ARREST: June 14, 1989
CHARGE: Battery against an officer; disobeying an officer; driving without a registration; driving without a license; driving with an open container of alcohol.
It was a sunny June day as Zsa Zsa Gabor, actress and author of the gold digger's Bible, The Complete Guide to Men, drove her Rolls Royce Corniche through Beverly Hills. A motorcycle police officer, Paul Kramer, appeared alongside the Rolls and directed her to pull over. He then instructed the actress to hand over her license and registration.
Ms. Gabor retrieved both items from the glove compartment. Unfortunately, they had both expired. After a ten-minute wait, while officer Kramer was checking her for priors, Ms. Gabor uttered a few choice words and drove off. Officer Kramer gave chase and pulled Ms. Gabor over again. This time he asked her to step out of the car and she came out swinging, slapping the officer in the face, knocking his regulation sunglasses to the asphalt.
Officer Kramer arrested Ms. Gabor and called for back-up to take her to the police station. According to Ms. Gabor's statement, Officer Kramer had handcuffed her so tightly that her wrists were bruised so severely she was unable to attend a charity event that evening. A cursory search of her vehicle turned up a silver flask of bourbon, adding another charge to her arrest. Ms. Gabor was taken to the Beverly Hills police station and booked on five charges. At the station house it was discovered that Ms. Gabor had indeed renewed her registration.

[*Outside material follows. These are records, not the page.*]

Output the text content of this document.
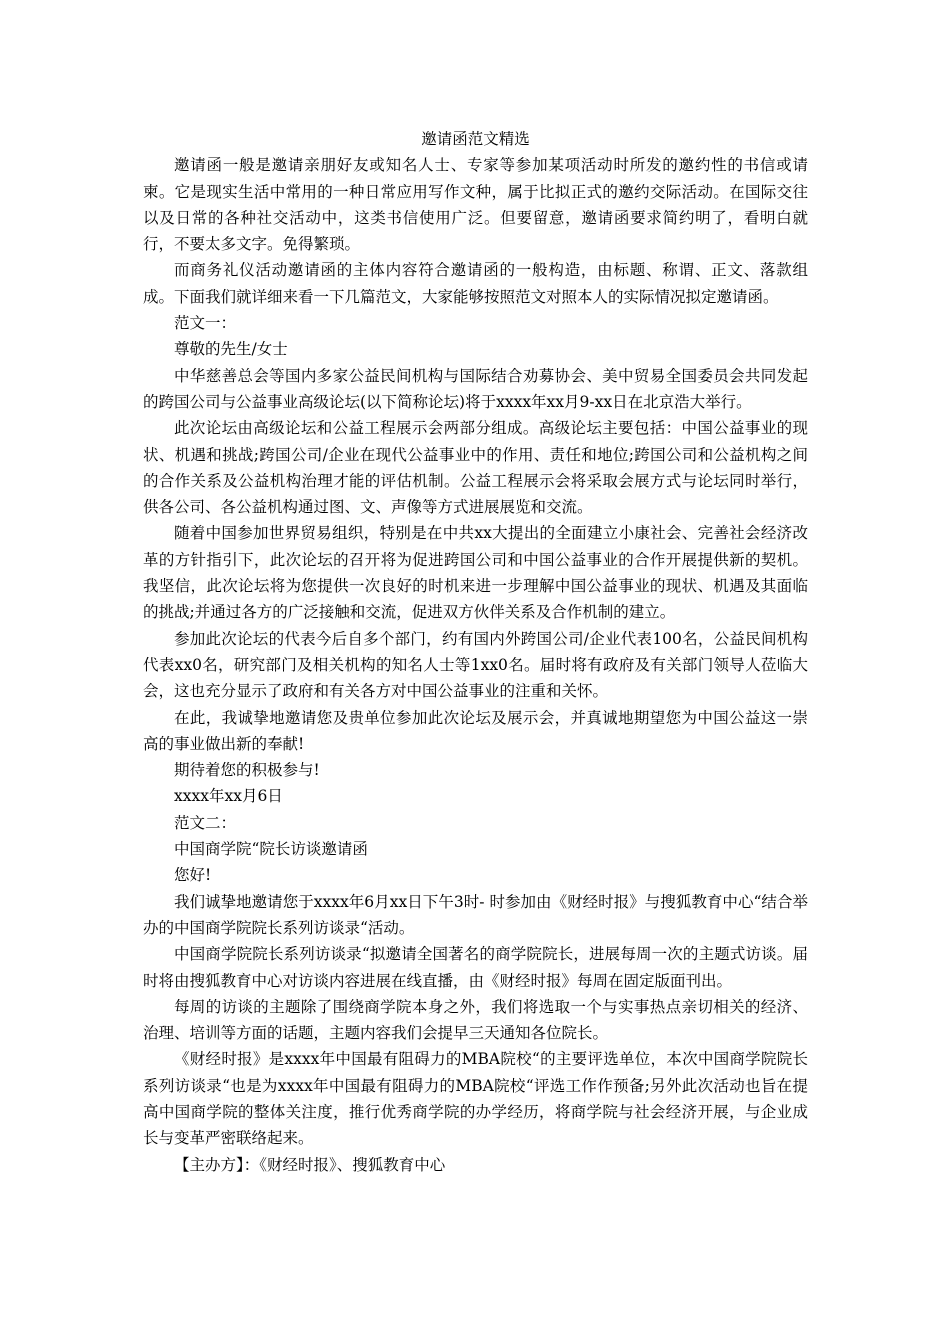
邀请函范文精选

邀请函一般是邀请亲朋好友或知名人士、专家等参加某项活动时所发的邀约性的书信或请柬。它是现实生活中常用的一种日常应用写作文种，属于比拟正式的邀约交际活动。在国际交往以及日常的各种社交活动中，这类书信使用广泛。但要留意，邀请函要求简约明了，看明白就行，不要太多文字。免得繁琐。

而商务礼仪活动邀请函的主体内容符合邀请函的一般构造，由标题、称谓、正文、落款组成。下面我们就详细来看一下几篇范文，大家能够按照范文对照本人的实际情况拟定邀请函。

范文一：

尊敬的先生/女士

中华慈善总会等国内多家公益民间机构与国际结合劝募协会、美中贸易全国委员会共同发起的跨国公司与公益事业高级论坛(以下简称论坛)将于xxxx年xx月9-xx日在北京浩大举行。

此次论坛由高级论坛和公益工程展示会两部分组成。高级论坛主要包括：中国公益事业的现状、机遇和挑战;跨国公司/企业在现代公益事业中的作用、责任和地位;跨国公司和公益机构之间的合作关系及公益机构治理才能的评估机制。公益工程展示会将采取会展方式与论坛同时举行，供各公司、各公益机构通过图、文、声像等方式进展展览和交流。

随着中国参加世界贸易组织，特别是在中共xx大提出的全面建立小康社会、完善社会经济改革的方针指引下，此次论坛的召开将为促进跨国公司和中国公益事业的合作开展提供新的契机。我坚信，此次论坛将为您提供一次良好的时机来进一步理解中国公益事业的现状、机遇及其面临的挑战;并通过各方的广泛接触和交流，促进双方伙伴关系及合作机制的建立。

参加此次论坛的代表今后自多个部门，约有国内外跨国公司/企业代表100名，公益民间机构代表xx0名，研究部门及相关机构的知名人士等1xx0名。届时将有政府及有关部门领导人莅临大会，这也充分显示了政府和有关各方对中国公益事业的注重和关怀。

在此，我诚挚地邀请您及贵单位参加此次论坛及展示会，并真诚地期望您为中国公益这一崇高的事业做出新的奉献!

期待着您的积极参与!

xxxx年xx月6日

范文二：

中国商学院“院长访谈邀请函

您好!

我们诚挚地邀请您于xxxx年6月xx日下午3时- 时参加由《财经时报》与搜狐教育中心“结合举办的中国商学院院长系列访谈录“活动。

中国商学院院长系列访谈录“拟邀请全国著名的商学院院长，进展每周一次的主题式访谈。届时将由搜狐教育中心对访谈内容进展在线直播，由《财经时报》每周在固定版面刊出。

每周的访谈的主题除了围绕商学院本身之外，我们将选取一个与实事热点亲切相关的经济、治理、培训等方面的话题，主题内容我们会提早三天通知各位院长。

《财经时报》是xxxx年中国最有阻碍力的MBA院校“的主要评选单位，本次中国商学院院长系列访谈录“也是为xxxx年中国最有阻碍力的MBA院校“评选工作作预备;另外此次活动也旨在提高中国商学院的整体关注度，推行优秀商学院的办学经历，将商学院与社会经济开展，与企业成长与变革严密联络起来。

【主办方】：《财经时报》、搜狐教育中心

However, she had overpaid for it and the ensuing bureaucratic red tape delayed receipt of her now tags. The flask turned out to be the property of Ms. Gabor's eighth husband, Prince Frederick von Anhalt. After leaving the station, Ms. Gabor remarked to assembled reporters that her police experience "was like Nazi Germany." About Officer Kramer, she told People magazine, -You should have seen the hatred in his eyes." As for slapping the officer, she quipped, "I have a Hungarian temper."

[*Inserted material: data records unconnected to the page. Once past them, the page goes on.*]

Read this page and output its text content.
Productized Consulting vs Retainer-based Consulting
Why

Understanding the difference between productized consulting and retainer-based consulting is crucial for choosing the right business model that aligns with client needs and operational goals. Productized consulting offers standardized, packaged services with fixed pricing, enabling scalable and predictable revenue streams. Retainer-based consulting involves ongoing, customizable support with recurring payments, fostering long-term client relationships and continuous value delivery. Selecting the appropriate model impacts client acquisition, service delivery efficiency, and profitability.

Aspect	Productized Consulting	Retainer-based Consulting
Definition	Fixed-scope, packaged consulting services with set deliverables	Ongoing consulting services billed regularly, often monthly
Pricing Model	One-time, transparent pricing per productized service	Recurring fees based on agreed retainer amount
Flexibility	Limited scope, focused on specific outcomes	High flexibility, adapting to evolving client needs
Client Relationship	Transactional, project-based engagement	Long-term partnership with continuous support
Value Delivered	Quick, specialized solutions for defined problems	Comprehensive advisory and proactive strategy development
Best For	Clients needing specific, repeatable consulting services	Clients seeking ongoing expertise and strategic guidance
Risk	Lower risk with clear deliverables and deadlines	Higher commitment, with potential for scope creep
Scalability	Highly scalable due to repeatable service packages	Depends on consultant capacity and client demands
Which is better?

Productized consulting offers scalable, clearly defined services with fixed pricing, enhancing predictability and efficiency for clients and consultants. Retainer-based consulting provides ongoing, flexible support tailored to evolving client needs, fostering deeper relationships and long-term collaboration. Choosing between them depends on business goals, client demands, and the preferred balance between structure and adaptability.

Later dissatisfied with the trial proceedings in Beverly Hills Municipal Court, which seemed to be heading to a routine sentencing, Ms. Gabor's attorney, Harrison Bull, called six witnesses to support his motion for a new trial. When Judge Charles Rubin denied the motion, Mr. Bull called three witnesses to defend Ms. Gabor's character. Judge Rubin found her guilty of slapping Officer Kramer and of two of the traffic offenses. He then sentenced Ms. Gabor to seventy-two hours in jail, one-hundred-and-twenty hours of community service, and $13,000 in court costs.
2 comments:
love this post. when was that on the insider????
Hi, glad you like the post, I thought it was interesting to see Zsa Zsa again too,the TV show was on just last week, thanks, Sammy.